Nella pratica gli utenti si scambiano frazioni di Bitcoin come pagamenti e ognuna di queste transazioni prima di essere conclusa deve essere validata; l’innovazione consiste nel fatto che non esiste alcuna banca o alcun ente che si occupa di gestire la transazione, ma questa sarà validata nel momento in cui verrà inserita in uno dei blocchi che vengono attaccati alla catena (questo è vero a meno di biforcazioni, ma non entreremo nel dettaglio della questione). Attaccare un blocco deve quindi essere un’operazione complessa e dispendiosa per chi la compie ma facilmente verificabile da tutto il resto della rete, perché in breve tempo tutti devono essere in grado di accertarsi che effettivamente chi vuole attaccare un blocco abbia svolto certi passaggi, garanzia di affidabilità. Per questo motivo si utilizzano le funzioni hash, che rientrano tra le funzioni one-way, ovvero quelle funzioni per cui dato un output non c’è modo di risalire all’input corrispondente se non procedendo per tentativi. I miner, ovvero coloro che attaccano i blocchi, prendono una serie di transazioni da validare e le inseriscono nel blocco e poi, facendo variare il nonce (i.e. number used once), calcolano la hash di tutto il blocco con l’obiettivo di ottenere un output inferiore a un certo target (noto a tutti). L’unico modo di procedere è quello di effettuare il calcolo partendo da nonce pari a 0 e facendo crescere questo valore fino a che si arriva al risultato cercato; a questo punto il valore corretto viene reso noto e tutta la rete è in grado di verificare velocemente che per quel nonce l’output della hash calcolata sul blocco è inferiore al target, e il blocco può finalmente essere attaccato. Questa procedura prende il nome di proof-of-work ed è quella utilizzata per i Bitcoin, ma esistono altre procedure di validazione (proof-of-history, proof-of-stake) utilizzate in altri contesti. L’applicazione delle funzioni hash permette anche di mettere in relazione tra di loro i blocchi, creando appunto una catena e rendendola non modificabile retroattivamente.

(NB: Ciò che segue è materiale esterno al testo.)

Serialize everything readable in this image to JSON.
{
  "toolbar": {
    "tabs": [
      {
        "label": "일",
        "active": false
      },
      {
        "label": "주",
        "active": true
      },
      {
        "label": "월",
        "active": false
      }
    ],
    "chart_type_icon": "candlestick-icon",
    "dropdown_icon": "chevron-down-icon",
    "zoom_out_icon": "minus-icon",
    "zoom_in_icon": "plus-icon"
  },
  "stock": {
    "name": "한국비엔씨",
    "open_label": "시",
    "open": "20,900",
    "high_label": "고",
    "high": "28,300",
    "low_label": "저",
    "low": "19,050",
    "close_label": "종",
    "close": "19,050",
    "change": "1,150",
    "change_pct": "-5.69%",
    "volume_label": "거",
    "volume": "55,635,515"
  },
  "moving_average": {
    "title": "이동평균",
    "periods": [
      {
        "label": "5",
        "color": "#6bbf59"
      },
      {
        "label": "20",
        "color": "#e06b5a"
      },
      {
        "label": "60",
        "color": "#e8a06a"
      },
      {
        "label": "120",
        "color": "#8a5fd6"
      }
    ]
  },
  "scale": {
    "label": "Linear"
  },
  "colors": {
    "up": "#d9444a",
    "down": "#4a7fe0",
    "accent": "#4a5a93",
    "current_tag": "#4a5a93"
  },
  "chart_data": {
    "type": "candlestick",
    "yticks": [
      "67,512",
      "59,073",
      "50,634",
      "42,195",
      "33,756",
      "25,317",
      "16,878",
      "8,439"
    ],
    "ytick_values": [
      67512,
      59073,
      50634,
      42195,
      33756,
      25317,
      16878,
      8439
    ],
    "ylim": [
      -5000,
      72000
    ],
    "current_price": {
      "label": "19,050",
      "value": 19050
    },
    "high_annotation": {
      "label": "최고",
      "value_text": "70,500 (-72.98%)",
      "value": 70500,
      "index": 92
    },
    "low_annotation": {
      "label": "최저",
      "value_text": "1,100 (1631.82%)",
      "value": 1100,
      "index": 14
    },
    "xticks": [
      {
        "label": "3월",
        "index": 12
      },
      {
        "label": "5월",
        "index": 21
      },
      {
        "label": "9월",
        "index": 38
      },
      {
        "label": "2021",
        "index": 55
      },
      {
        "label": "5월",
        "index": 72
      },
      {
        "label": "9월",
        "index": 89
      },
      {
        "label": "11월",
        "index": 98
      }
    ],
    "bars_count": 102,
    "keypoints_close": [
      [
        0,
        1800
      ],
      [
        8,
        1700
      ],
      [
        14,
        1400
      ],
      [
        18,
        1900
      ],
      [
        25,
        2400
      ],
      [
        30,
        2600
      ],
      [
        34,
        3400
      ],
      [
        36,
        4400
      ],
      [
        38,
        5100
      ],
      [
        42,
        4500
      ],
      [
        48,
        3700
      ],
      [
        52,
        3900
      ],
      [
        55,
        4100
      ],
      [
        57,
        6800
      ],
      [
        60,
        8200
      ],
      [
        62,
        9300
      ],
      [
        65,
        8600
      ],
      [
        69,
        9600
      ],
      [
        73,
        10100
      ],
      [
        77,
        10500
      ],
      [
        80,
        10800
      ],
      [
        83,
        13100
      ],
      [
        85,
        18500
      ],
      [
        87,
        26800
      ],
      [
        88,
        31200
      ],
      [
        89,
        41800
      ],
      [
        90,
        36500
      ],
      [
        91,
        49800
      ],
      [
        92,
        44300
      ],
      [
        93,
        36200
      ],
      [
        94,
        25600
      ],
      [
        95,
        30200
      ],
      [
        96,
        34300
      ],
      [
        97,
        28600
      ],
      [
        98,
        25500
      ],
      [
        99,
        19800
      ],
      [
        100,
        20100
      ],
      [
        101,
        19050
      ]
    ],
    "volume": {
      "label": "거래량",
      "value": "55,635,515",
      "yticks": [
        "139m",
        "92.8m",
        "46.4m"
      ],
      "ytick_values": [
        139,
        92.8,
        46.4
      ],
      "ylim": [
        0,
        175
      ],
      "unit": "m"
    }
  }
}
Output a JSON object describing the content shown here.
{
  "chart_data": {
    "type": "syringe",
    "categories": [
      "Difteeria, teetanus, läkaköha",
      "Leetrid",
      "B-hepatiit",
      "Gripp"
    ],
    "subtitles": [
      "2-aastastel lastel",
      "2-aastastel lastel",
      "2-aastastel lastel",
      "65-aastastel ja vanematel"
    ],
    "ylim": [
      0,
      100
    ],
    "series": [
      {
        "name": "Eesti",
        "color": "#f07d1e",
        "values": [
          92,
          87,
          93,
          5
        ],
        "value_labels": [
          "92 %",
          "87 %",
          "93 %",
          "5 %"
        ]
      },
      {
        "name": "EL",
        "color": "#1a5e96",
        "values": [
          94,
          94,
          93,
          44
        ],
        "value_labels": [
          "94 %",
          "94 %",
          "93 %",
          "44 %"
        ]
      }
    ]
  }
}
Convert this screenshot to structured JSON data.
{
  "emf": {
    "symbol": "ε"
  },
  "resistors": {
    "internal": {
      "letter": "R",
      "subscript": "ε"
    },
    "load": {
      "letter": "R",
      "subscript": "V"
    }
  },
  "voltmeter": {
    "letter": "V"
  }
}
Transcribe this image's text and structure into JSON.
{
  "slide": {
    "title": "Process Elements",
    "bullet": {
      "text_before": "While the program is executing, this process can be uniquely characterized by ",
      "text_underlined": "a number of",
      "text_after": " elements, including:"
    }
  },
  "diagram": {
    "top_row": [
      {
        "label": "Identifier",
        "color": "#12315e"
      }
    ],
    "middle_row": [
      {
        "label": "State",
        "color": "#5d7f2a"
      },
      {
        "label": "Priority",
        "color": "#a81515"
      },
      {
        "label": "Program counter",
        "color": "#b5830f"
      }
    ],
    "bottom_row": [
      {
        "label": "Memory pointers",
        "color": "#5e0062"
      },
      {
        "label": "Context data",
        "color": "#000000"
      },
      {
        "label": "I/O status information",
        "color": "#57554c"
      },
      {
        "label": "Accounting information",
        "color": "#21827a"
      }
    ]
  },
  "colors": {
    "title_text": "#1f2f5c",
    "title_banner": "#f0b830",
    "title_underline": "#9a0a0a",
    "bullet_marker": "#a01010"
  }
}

I settori nei quali la blockchain è applicabile sono i più disparati, dalle spedizioni all’agricoltura o alla sanità, rendendone possibile una massiccia diffusione che rappresenterebbe una vera e propria rivoluzione culturale. Per rendere possibile questo processo ci sono però ancora alcune problematiche da risolvere, una su tutte l’impatto ambientale. La proof-of-work precedentemente descritta è infatti una procedura di validazione basata sulla potenza di calcolo, che se da un lato riduce al minimo le possibilità di frode dall’altro richiede enormi consumi di energia (basti pensare che il Bitcoin da solo consuma la stessa quantità di energia della Svizzera). Mai come in questo periodo storico questa questione ha grande rilevanza, e anche se delle alternative sono già presenti si è ancora lontani da una soluzione definitiva. A questo si aggiungono poi altre problematiche legate all’assenza di protocolli standardizzati

Ad oggi un mondo in cui la blockchain la fa da padrona sembra essere ancora distante, anche perché alle questioni etiche se ne affiancano altre di natura più tecnica, normali quando si parla di una tecnologia relativamente recente. Già nel 2020 però Linkedin ha indicato la blockchain come hard skill più ricercata dalle aziende; questo fa capire come il mondo stia andando in quella direzione e, se non oggi, prima o poi tutti dovremo imparare a conviverci e a lavorarci.